25 Years Later: Paradise Lost – Gothic

25 Years Later is a series of posts examining classic metal albums during their Silver Anniversary. Today we look at the death-doom classic, Gothic, from England’s Paradise Lost.

Paraside Lost - Gothic

By 1991 death metal was in full swing. A look at the list of death metal acts that put out albums that year reads like a who’s who of the genre. Morbid Angel, Sepultura, Death, Entombed, Carcass, Dismember, Suffocation, Unleashed, Pestilence, Immolation, Grave, Gorguts, Asphyx, Autopsy, and Benediction are just a handful of bands that released landmark albums in death metal in the year of our lord (of the underworld), nineteen hundred and ninety-one. It is, quite frankly, one of the best years any sub-genre in the metal world has ever cobbled together. Which is why, what I’m about to write can not and should not be taken lightly in the slightest. One of the most unique, and most influential, death metal albums to come out that year was Paradise Lost’s Gothic.
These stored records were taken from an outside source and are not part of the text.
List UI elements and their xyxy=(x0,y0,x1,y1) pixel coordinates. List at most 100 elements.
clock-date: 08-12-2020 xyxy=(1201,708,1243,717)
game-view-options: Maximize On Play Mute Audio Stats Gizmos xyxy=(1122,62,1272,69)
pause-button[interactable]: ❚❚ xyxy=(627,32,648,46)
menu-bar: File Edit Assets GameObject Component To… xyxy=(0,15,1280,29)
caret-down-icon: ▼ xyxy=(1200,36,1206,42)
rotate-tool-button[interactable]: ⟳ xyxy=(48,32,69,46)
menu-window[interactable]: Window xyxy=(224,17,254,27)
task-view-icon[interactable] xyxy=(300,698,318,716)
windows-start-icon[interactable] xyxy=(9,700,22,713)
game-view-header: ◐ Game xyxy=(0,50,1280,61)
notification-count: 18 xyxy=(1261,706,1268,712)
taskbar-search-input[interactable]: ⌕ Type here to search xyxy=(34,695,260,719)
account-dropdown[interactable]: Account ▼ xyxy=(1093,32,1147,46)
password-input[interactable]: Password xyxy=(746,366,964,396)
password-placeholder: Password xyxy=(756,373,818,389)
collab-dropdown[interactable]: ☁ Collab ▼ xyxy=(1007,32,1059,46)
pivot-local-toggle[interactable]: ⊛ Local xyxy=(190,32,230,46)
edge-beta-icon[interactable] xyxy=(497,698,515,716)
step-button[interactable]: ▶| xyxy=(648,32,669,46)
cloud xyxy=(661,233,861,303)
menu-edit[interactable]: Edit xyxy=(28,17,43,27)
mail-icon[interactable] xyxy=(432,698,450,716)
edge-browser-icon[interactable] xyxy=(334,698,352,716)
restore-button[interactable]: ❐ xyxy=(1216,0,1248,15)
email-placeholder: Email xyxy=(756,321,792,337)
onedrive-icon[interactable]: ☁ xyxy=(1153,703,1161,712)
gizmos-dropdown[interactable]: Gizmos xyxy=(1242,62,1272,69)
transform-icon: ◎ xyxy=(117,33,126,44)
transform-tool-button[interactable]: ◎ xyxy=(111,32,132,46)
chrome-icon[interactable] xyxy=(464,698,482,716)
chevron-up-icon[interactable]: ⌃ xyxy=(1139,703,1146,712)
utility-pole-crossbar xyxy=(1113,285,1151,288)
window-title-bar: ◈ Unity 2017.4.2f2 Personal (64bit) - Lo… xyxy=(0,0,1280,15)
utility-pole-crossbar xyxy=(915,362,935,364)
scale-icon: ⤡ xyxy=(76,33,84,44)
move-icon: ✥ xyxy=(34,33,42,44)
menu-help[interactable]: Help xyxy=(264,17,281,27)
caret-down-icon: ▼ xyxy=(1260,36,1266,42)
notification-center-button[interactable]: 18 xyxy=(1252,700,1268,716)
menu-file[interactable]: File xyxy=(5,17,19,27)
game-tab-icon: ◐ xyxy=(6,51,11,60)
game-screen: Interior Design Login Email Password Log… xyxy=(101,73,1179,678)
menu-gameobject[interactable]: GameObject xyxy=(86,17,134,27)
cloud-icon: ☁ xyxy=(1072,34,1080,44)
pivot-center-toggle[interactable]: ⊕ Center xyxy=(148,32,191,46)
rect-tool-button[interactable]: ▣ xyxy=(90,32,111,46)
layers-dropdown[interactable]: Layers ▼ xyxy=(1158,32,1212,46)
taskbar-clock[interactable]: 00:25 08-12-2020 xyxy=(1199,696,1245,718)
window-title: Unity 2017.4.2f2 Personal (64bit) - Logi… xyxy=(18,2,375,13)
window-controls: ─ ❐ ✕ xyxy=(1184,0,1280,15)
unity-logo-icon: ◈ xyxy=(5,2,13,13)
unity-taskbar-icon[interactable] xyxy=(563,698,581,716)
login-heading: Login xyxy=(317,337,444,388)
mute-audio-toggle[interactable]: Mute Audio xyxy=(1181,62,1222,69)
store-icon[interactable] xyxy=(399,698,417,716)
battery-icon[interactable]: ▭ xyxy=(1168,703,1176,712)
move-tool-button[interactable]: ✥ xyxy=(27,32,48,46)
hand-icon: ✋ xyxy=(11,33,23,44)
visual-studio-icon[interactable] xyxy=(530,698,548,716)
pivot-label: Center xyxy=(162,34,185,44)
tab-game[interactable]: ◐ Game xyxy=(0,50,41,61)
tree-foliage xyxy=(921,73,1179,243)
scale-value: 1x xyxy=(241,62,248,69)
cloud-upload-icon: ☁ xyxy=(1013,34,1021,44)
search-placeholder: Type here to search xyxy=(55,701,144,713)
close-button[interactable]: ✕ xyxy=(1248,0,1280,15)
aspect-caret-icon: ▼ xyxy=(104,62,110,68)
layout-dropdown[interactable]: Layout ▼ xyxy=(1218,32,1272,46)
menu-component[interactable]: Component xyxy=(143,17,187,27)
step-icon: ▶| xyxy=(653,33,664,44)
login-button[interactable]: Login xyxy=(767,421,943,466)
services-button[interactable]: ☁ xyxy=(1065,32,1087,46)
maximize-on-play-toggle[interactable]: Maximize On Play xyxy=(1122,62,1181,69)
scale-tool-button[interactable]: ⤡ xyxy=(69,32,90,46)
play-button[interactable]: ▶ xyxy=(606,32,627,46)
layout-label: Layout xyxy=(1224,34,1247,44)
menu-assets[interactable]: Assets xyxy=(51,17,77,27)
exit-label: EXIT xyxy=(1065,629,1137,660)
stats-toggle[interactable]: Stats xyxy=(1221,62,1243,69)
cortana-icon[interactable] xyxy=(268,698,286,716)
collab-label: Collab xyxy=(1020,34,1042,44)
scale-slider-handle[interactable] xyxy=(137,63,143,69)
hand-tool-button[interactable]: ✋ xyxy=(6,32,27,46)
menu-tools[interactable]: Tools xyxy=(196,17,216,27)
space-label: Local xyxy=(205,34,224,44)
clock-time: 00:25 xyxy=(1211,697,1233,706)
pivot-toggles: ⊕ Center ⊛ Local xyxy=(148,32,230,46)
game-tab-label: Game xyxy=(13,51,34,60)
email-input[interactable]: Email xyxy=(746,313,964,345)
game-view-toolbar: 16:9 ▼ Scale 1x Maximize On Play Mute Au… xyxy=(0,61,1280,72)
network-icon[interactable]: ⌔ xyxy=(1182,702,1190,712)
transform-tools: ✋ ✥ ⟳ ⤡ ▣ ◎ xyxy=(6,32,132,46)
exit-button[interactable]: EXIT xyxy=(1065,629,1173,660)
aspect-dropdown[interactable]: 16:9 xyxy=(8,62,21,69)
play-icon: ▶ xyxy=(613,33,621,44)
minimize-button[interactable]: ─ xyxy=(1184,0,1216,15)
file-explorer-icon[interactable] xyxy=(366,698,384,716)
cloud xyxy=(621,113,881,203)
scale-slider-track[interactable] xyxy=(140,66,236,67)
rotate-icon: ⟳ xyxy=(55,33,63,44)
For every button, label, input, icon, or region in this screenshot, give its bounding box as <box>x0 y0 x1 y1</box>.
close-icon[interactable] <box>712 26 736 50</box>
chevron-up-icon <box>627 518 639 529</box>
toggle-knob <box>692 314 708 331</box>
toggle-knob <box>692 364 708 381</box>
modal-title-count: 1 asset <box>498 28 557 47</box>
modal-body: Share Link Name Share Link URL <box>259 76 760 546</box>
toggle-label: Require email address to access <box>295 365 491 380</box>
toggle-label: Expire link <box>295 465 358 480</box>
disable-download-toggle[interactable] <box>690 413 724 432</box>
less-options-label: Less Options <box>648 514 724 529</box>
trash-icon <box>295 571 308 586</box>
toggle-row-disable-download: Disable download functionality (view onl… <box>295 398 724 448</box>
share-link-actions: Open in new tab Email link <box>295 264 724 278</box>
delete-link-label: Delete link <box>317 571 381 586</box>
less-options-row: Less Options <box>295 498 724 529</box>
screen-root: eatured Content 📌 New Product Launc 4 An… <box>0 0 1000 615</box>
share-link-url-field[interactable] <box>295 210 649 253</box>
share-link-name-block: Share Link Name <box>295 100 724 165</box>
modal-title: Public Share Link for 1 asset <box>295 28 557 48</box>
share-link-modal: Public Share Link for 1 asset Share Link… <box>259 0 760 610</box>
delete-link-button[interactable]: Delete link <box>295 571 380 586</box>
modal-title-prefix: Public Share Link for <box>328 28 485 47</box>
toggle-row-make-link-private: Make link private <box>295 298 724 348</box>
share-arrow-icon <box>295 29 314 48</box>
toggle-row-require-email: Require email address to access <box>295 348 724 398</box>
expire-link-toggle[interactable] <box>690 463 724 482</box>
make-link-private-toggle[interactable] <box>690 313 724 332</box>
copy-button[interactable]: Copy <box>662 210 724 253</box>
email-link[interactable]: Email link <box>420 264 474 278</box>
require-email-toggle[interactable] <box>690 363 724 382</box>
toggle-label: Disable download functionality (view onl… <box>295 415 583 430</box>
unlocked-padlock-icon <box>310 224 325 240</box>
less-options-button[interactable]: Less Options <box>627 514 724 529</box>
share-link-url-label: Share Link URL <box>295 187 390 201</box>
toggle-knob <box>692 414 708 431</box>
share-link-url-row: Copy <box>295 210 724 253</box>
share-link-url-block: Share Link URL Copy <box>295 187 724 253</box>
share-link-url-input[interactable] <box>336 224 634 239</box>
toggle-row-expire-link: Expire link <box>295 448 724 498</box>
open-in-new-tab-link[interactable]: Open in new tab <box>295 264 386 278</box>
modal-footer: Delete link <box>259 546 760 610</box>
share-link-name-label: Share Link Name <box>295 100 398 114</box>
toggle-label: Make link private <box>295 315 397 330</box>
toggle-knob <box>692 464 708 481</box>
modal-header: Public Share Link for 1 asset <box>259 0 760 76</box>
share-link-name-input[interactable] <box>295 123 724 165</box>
Gothic was Paradise Lost’s second full-length album, but truthfully the first to realize their full potential. While their debut album, Lost Paradise, was serviceable, and still proves to be listenable over 25 years later, Gothic was an album that redefined the parameters of what this fairly young genre of death metal could truly be. While bands like Death and Atheist were playing a more technical brand of death metal, and bands like Morbid Angel, Autopsy, and Unleashed were playing a rawer and nastier style, few bands were experimenting with the genre the way Paradise Lost would on this record. Synths? Orchestral arrangements? Female backing vocals? The occasional clean/spoken word passage? Segments of, and sometimes entire songs, slowed to a Black Sabbath-like pace? All of these things were virtually unheard of at a time where everyone else in the genre was seemingly just trying to out muscle or out ‘evil’ one another. But there stood Paradise Lost, smothering their death metal roots with a dreary, decidedly English, blanket of Gothic-tinged doom. The resulting masterwork was part of the genesis of a new branch of the death metal tree, one so depressive yet oppressive in its bleakness.

While you could make a pretty solid case for Celtic Frost as the original, and somewhat accidental, progenitors of the death-doom sub-genre, you could make an equally compelling case that it was Paradise Lost who perfected it. That tale of perfection begins with this album. Tracks like the amazing “Silent” take death metal aggression and slow it to a snail’s pace in the best way possible. The ponderous nature of this album at its slowest and sludgiest moments is as breath-taking as it is cruel. Meanwhile tracks like “The Painless” and the title track took Gothic elements and had them dance in a forest clearing on a moonless night with, at that time, about 20 years of hulking metal. Add in some of the catchiest riffs you’ll ever hear on a death metal record (look no further than that beast of a riff that opens the album) and what you are left with is a record that, 25 years later, still sounds as fresh and exciting as it did upon the first listen.

This wouldn’t be the last classic Paradise Lost record, but it still stands today as one of their finest moments. While my ongoing love affair with Paradise Lost is evident in the fact that their most recent release was my number one metal album from last year, no one in their right, metal mind would ever deny the importance of Gothic to the genre.